Though this food isn’t packed with many nutrients, it does have quite a few calories and a number of other benefits. It’s a fiber-rich food that will help keep your digestive tract healthy. The fiber also helps slow down the burning of calories so that you stay fuller longer and have sustained energy.

Corn is also high in carotenoids, or antioxidants that help keep free radicals from causing disease. Finally, corn can be dried and ground into corn meal or corn flour that can be used to make everything from johnny cakes to corn bread and polenta. It’s a great addition to your survival garden.

Dry beans

Dry beans are packed with fiber, protein and many other nutrients that make them a near perfect food. As a matter of fact, beans and rice actually provide you with a perfect combination of protein and carbohydrates. For example, in 1 cup of pinto beans, you get 206 calories, 2 grams of fat and almost 12 grams of protein.

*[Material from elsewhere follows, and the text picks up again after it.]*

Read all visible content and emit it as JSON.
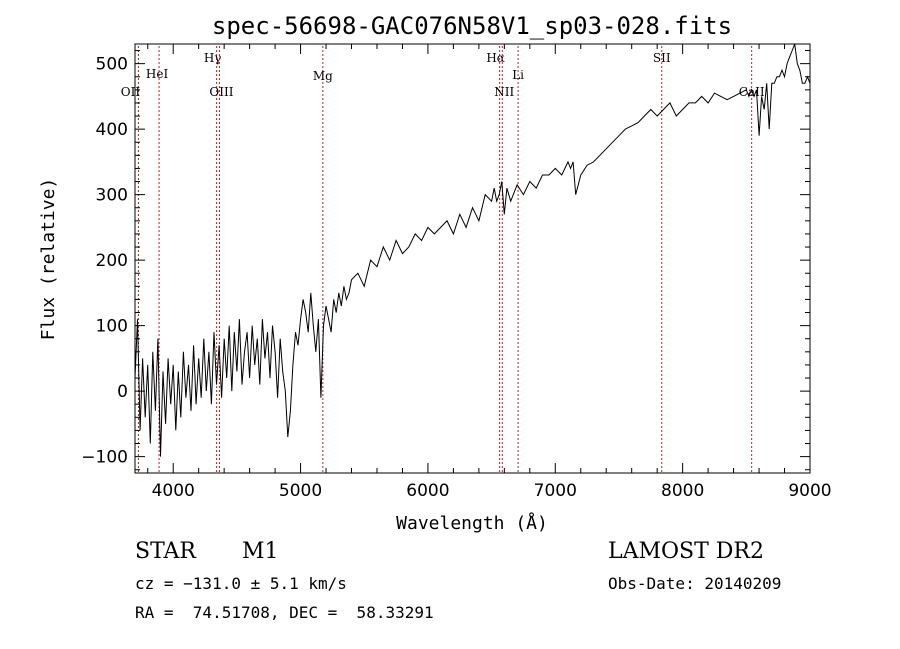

You can yield about 3-5 pounds of beans from 100 square feet of garden and they have a fairly short maturation time.

Some examples of beans include lentils, pintos, navy beans, peas, favas, soybeans and garbonzo beans. When dried, they store for several years as seeds and up to 2 years as a food source. Because some beans grow better in some locations than others, you’ll need to research what grows best in your area.

The flavor possibilities with beans are nearly endless. While they pack a hefty punch when it comes to nutrients, protein, and calories, most of them have a mild enough flavor to take well to almost anything you want to make. Throw black or red beans into nearly any soup. Blend garbanzo beans to create a creamy texture for soups, sauces, or even some desserts like brownies.

Winter squash

There are several different varieties of winter squash but they’re all packed with vitamins A and C. They’re also calorie-dense and full of healthy fiber that will help you stay full longer and utilize the high amount of carbohydrates found in many varieties.

You can get 50-90 pounds of squash from 100 square feet of garden space.

To store squash, you can can them or you can store them as-is in a shed or cellar just like you do potatoes. Check them every couple of weeks and discard ones that are starting to go bad.

Other foods that deserve mention include broccoli, asparagus, onions and Brussels sprouts. Depending on your garden space and your storage area, you should make an effort to grow enough each year to get you through 2 years just in case disaster does strike.

If you don’t have that much space, do what you can with what you have to work with.

The Top 9 Most Nutritious Food For Your Survival Garden

Do you currently grow a survival garden? What plants have done best for you?